Michael's Document Search Engine
Amazon
In a distributed system course I took we decided to do a project with Google API.
Our vision to create a document search engine so that
the user can find a document on the Internet that has a high degree of
similarity to the given document. We call this system 'GoogleDoc'.
Possible applications include checking for
plagiarism in the academia, learning more about a big topic, and checking to see
whether an idea is already taken.
We use JICOS to do distributed and parallel
computing so that computation of results of a query can be returned in the
shortest amount of time possible.
One thing worth noting is that Google's rank is based on hundreds of
factors, many of which are related to the popularity of the web page. Therefore
the highest ranked web page does not even have to contain similarity the query
document.

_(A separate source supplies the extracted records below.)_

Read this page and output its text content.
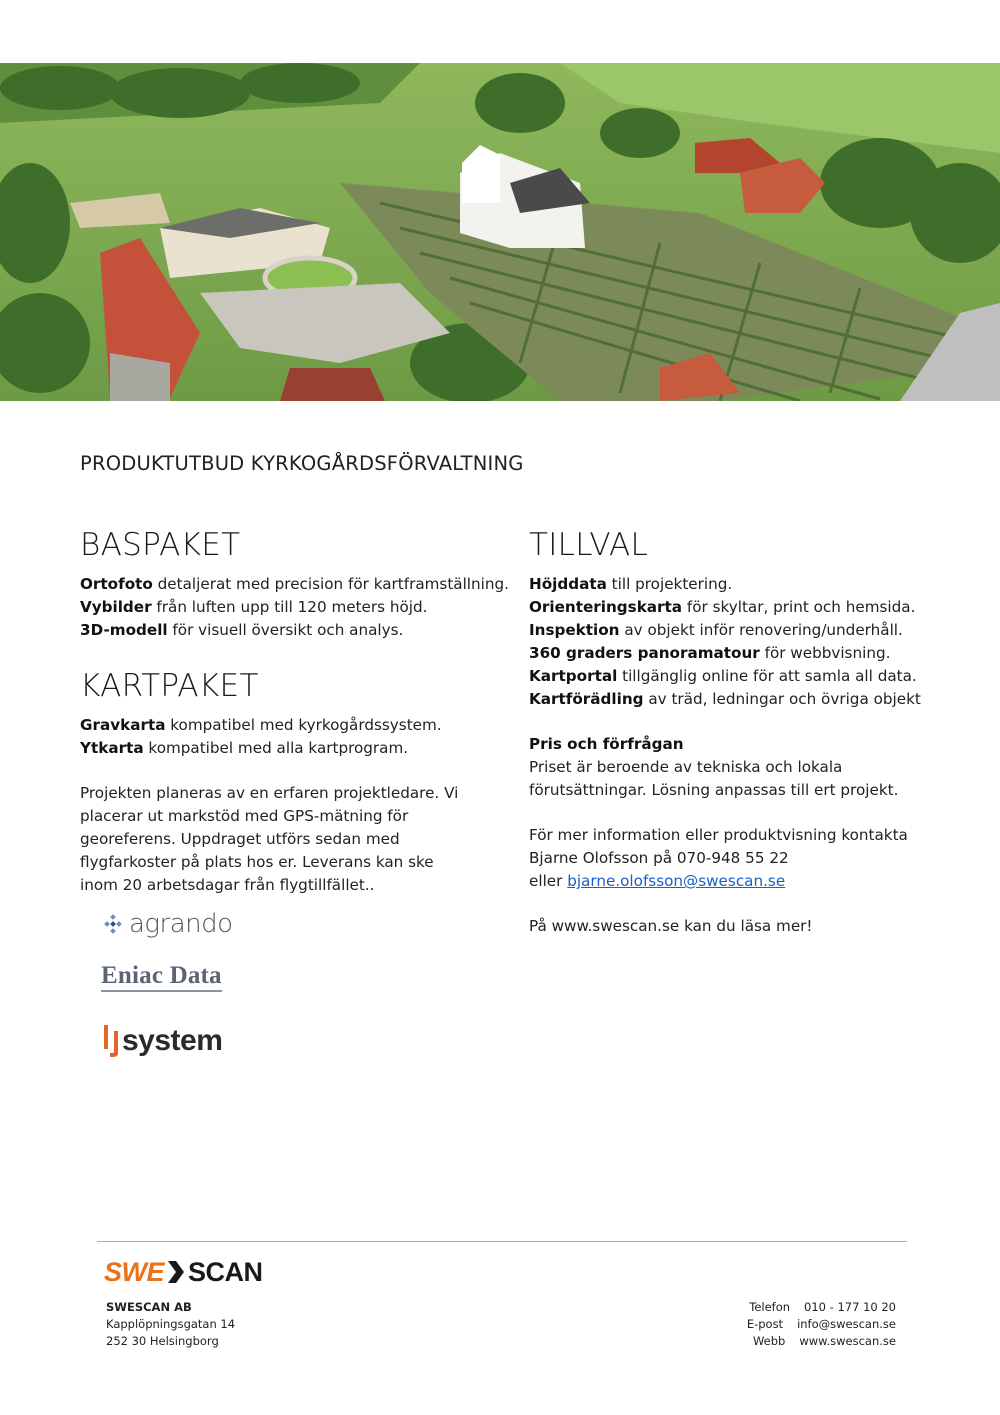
PRODUKTUTBUD KYRKOGÅRDSFÖRVALTNING
BASPAKET
Ortofoto detaljerat med precision för kartframställning.
Vybilder från luften upp till 120 meters höjd.
3D-modell för visuell översikt och analys.
KARTPAKET
Gravkarta kompatibel med kyrkogårdssystem.
Ytkarta kompatibel med alla kartprogram.
Projekten planeras av en erfaren projektledare. Vi
placerar ut markstöd med GPS-mätning för
georeferens. Uppdraget utförs sedan med
flygfarkoster på plats hos er. Leverans kan ske
inom 20 arbetsdagar från flygtillfället..
TILLVAL
Höjddata till projektering.
Orienteringskarta för skyltar, print och hemsida.
Inspektion av objekt inför renovering/underhåll.
360 graders panoramatour för webbvisning.
Kartportal tillgänglig online för att samla all data.
Kartförädling av träd, ledningar och övriga objekt
Pris och förfrågan
Priset är beroende av tekniska och lokala
förutsättningar. Lösning anpassas till ert projekt.
För mer information eller produktvisning kontakta
Bjarne Olofsson på 070-948 55 22
eller bjarne.olofsson@swescan.se
På www.swescan.se kan du läsa mer!
agrando
Eniac Data
system
SWE SCAN
SWESCAN AB
Kapplöpningsgatan 14
252 30 Helsingborg
Telefon 010 - 177 10 20
E-post info@swescan.se
Webb www.swescan.se
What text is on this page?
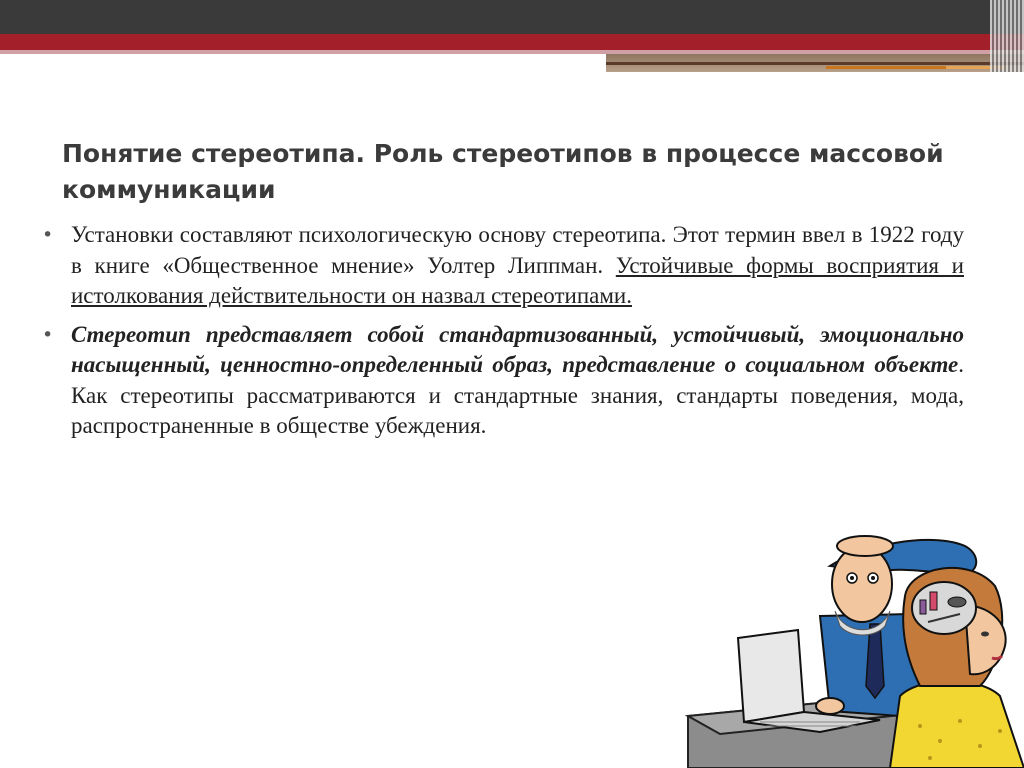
Понятие стереотипа. Роль стереотипов в процессе массовой коммуникации
• Установки составляют психологическую основу стереотипа. Этот термин ввел в 1922 году в книге «Общественное мнение» Уолтер Липпман. Устойчивые формы восприятия и истолкования действительности он назвал стереотипами.
• Стереотип представляет собой стандартизованный, устойчивый, эмоционально насыщенный, ценностно-определенный образ, представление о социальном объекте. Как стереотипы рассматриваются и стандартные знания, стандарты поведения, мода, распространенные в обществе убеждения.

The goal of a document search engine is that if there exists such a
similar document on the Web, we should find it and it should be ranked at the
very top.
[2012/12/25] Later Google did come out with a service called Google Doc which was renamed Google Drive later.
Therefore we came up with our own ranking mechanism that assigns each
returned URL a score based on purely the similarity and relevancy. The user can
choose to display the results according to Google rank, Our rank, or
alphabetical order.
Also Google API imposes several constraints such as the number of queries one
can make and so on. Since our underlying search system relies on Google API
completely, we have no control over that.
Our system is written in 100% pure Java. We use JSP technology so that our system
can be made accessible to anyone who has an Internet-enabled browser. Here are a
couple of snapshots of GoogleDoc's user interface and results' display:
As you can see Ice and Fire coexist in 'GoogleDoc', meaning that it
is able to perform well under situations of both extremes.